Our biological institutes are active in applied research programs. For one, ICG has a record of about 40 patented and zonal strains and hybrids of plants. It has obtained new breeds of sheep, color breeds of foxes and minks. We have come up with an array of new medicinal preparations as well as effective and ecologically pure plant growth stimulants; and we have developed diagnostic systems, models of human pathologies and many other useful things. This list can be expanded by works done by other research institutes - soil maps, plant and animal kingdom atlases, forest utilization technologies, and so forth.

 

And yet our applied results are often not called for. Scientists are not to blame for that-the point is that we have no clear-cut pattern of product placement. That is why biological institutes have concentrated most of their effort on basic research. This is a correct strategy because major problem solving in what we have called challenges of the twenty-first century hinges on a sum total of knowledge on the evolution of living systems.

 

And now last but not least - the research personnel problem.

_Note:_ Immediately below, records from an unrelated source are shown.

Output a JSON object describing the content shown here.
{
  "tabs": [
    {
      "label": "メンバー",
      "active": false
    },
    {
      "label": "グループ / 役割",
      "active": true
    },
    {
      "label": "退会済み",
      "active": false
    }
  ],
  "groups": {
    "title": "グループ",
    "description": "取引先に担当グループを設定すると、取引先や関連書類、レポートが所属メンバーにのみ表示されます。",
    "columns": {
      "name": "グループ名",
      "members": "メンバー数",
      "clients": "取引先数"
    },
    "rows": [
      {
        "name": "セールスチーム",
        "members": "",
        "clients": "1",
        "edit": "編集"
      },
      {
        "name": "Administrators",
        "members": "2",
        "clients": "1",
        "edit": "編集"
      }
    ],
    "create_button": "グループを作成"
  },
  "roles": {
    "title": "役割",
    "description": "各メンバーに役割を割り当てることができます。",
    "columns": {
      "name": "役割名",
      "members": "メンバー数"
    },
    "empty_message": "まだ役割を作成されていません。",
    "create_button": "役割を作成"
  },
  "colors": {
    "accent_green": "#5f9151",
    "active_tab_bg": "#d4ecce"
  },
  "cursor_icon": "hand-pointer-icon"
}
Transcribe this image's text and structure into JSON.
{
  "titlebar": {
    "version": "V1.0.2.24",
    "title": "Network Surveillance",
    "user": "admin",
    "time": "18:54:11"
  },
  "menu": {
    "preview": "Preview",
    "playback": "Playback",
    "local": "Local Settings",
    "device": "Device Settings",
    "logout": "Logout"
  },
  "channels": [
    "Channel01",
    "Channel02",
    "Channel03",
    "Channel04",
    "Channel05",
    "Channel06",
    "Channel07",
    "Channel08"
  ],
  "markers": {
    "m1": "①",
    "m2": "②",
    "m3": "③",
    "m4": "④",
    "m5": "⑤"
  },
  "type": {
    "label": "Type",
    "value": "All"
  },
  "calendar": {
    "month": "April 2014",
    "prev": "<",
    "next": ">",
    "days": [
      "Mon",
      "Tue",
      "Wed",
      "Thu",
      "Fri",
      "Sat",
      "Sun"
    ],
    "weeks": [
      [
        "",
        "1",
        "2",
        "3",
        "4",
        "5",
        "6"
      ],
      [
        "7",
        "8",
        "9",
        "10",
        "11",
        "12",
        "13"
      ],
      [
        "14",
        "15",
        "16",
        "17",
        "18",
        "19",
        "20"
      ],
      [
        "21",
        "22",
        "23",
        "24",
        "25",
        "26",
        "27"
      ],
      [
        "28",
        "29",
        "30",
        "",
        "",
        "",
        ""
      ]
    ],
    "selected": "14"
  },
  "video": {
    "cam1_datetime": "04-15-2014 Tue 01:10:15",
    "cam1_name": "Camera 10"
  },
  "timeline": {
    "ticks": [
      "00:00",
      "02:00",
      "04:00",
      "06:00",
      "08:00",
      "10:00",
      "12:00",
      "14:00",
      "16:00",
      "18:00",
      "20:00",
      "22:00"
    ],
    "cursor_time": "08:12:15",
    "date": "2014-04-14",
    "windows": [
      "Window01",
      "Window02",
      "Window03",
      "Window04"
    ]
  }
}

Such personnel is coached mainly at Novosibirsk State University, and also at the Universities of Tomsk, Krasnoyarsk and Irkutsk, and at other senior colleges, too. This system of education works best at Novosibirsk, where education and science are integrated optimally. If you take our ICG, it is a base for departments of cytology and genetics, physiology and bioinformation science. Fourth-and fifth-year college students prepare their graduation papers at our laboratories. Thus we have a good chance of choosing the best for a graduate course. We hope they will carry on our work in committed involvement and bend every effort in protecting Siberia's huge biological resources with the aid of scientific know-how.